她主动上前,挽着秦邵宗的胳膊,“君侯哪里的话,时事造弄人,许多事都是逼不得已。别站在外面了,您随我进屋去。”
暗香浮动,那阵熟悉的香气扑鼻而来。秦邵宗面上的嘲讽隐去,只冷着脸站着不动。
黛黎依旧挽着他的胳膊,试着带他往前,结果因为秦邵宗的身高和体重都远超于她,没能带动。
拉不动,黛黎干脆松开他,“君侯漏夜前来,口干舌燥否?不如我给您倒杯茶。”
她回自己的房间,迈开脚后听到了脚步声。
“呯!”房门被甩上了。
腰上一紧,黛黎整个被捞了过去,一阵天旋地转后,她的后背抵上冰冷的木制门板,前面是他。
黑甲未卸的男人更显伟岸,窗外电闪雷鸣,光亮偶尔大盛又隐没。然,黛黎半分光都看不见,她被他笼着,抵于门上,连呼吸间都是那浑厚的雄性气息。
“当时在城中为何不来寻我?为何和那小子暗中南下?”每一个字都仿佛被狠狠碾过后才吐出。
暴躁的,带着火.药味。
黛黎心道糟糕,看来是粉饰不过去了。她垂眼,麻溜认错的同时,将一口锅扣在青莲教的头上,“对不住啊,都是青莲教给我儿派了个远行任务,我不放心他独行,遂执意跟着。我也曾考虑过要不要告知您一声,但想到您和青莲教水火不容,我就……”
“说谎!”
铿锵有力的二字把黛黎砸懵了。
黛黎忙抬眼,错愕地看着秦邵宗,红唇张合了下,竟没能说出话来。
秦邵宗一瞬不瞬地盯着她,哪怕房中昏暗,亦不放过她的任何表情。
先前在南康郡被她骗了一回,他就发现这狐狸骗人很有一套,真话假话掺着说,适时还会卖可怜。
方才她眼睛一垂,可怜兮兮地说话,那种熟悉的感觉便又来了,比外面的惊雷还要叫他难以忽视,冲得他头昏脑胀。
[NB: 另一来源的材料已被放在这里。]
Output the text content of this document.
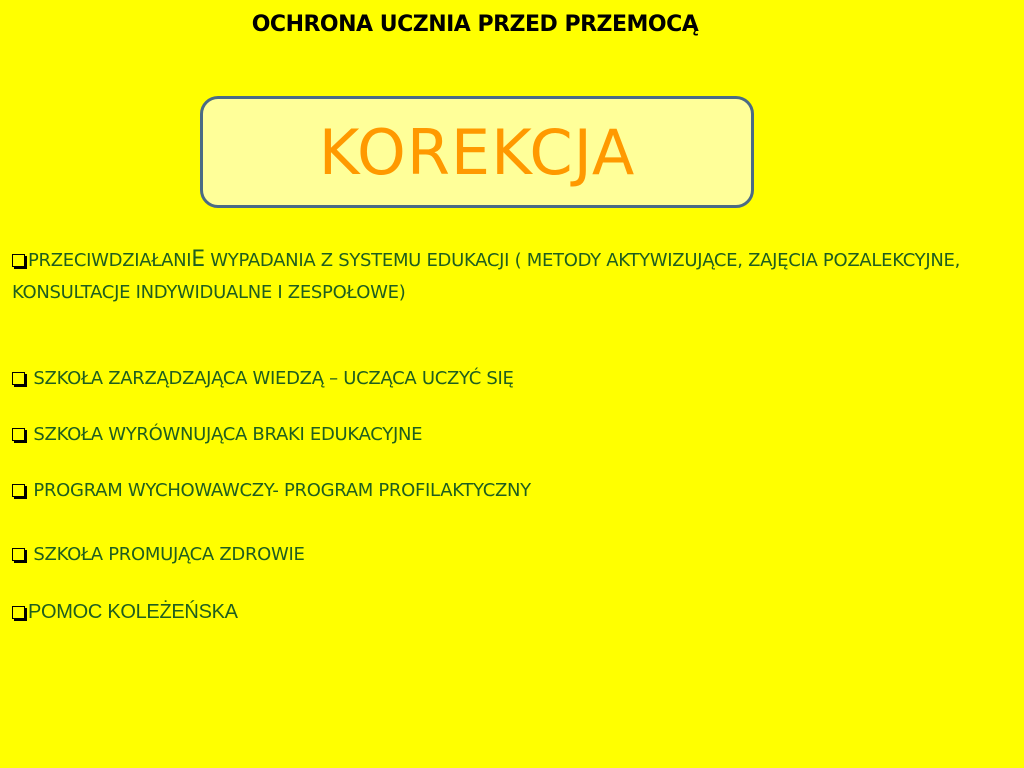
OCHRONA UCZNIA PRZED PRZEMOCĄ
KOREKCJA
PRZECIWDZIAŁANIE WYPADANIA Z SYSTEMU EDUKACJI ( METODY AKTYWIZUJĄCE, ZAJĘCIA POZALEKCYJNE, KONSULTACJE INDYWIDUALNE I ZESPOŁOWE)
SZKOŁA ZARZĄDZAJĄCA WIEDZĄ – UCZĄCA UCZYĆ SIĘ
SZKOŁA WYRÓWNUJĄCA BRAKI EDUKACYJNE
PROGRAM WYCHOWAWCZY- PROGRAM PROFILAKTYCZNY
SZKOŁA PROMUJĄCA ZDROWIE
POMOC KOLEŻEŃSKA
卖乖装可怜一等一的厉害,认错那是一个干脆利落,就是永远不改。
若有下回,他肯定她还敢!
秦邵宗太阳穴突突直跳,见她张嘴似还想说,干脆以手卡着她的下颌,将之抬起。
说话不好听,那就别让她说。
他俯下去,狠狠亲吻那张红唇。
黛黎知他在情事上向来凶,但还是头一回感觉到了“凶”后面更加显眼的“狠”。她完全被摁在门上,动弹不得,连气音都发不出来。
那股在秦邵宗胸腔里捂了几日的暗火,终于寻到宣泄之处,汹涌澎拜,来势汹汹。
卷着她,啃咬着她,也来回扫荡。
黛黎被迫仰着头,她看不到自己的模样,但直觉她的嘴唇和舌头上都被他咬出浅浅的牙印来。
银丝牵出一线坠下,先是晕在一个小点,慢慢的,小圆点开始扩大,最后晕湿了一小片。
黛黎试图平息那阵滔天的山火,她踮起脚,主动勾起他的颈脖,试图扑灭他的怒气。
屋外雷声轰鸣,电龙作乱,房中令人耳红心跳的啧砸声接连不断。
沉了一日的天终于下出了大雨,大雨倾盆,哗啦啦地砸下,模糊了很多声音。
室外清凉,室内的温度却好似节节攀高,黛黎感觉自己要被吞没了,她侧开头,呼吸急促,眼里沁着一层薄薄的水雾。
她扭过头,而他却仍旧不肯放过她。
男人先是一手圈住她的腰,凭臂力箍着人往上一提,另一条结实的长臂顺着她的腰线往下,到腿下朝上一托,几乎以端着黛黎的姿势让她坐在自己的手臂上。
两人身高差将近二十公分,方才亲她,秦邵宗并没有直起腰,如今将黛黎抱得脚离地后,继续将人抵于门上。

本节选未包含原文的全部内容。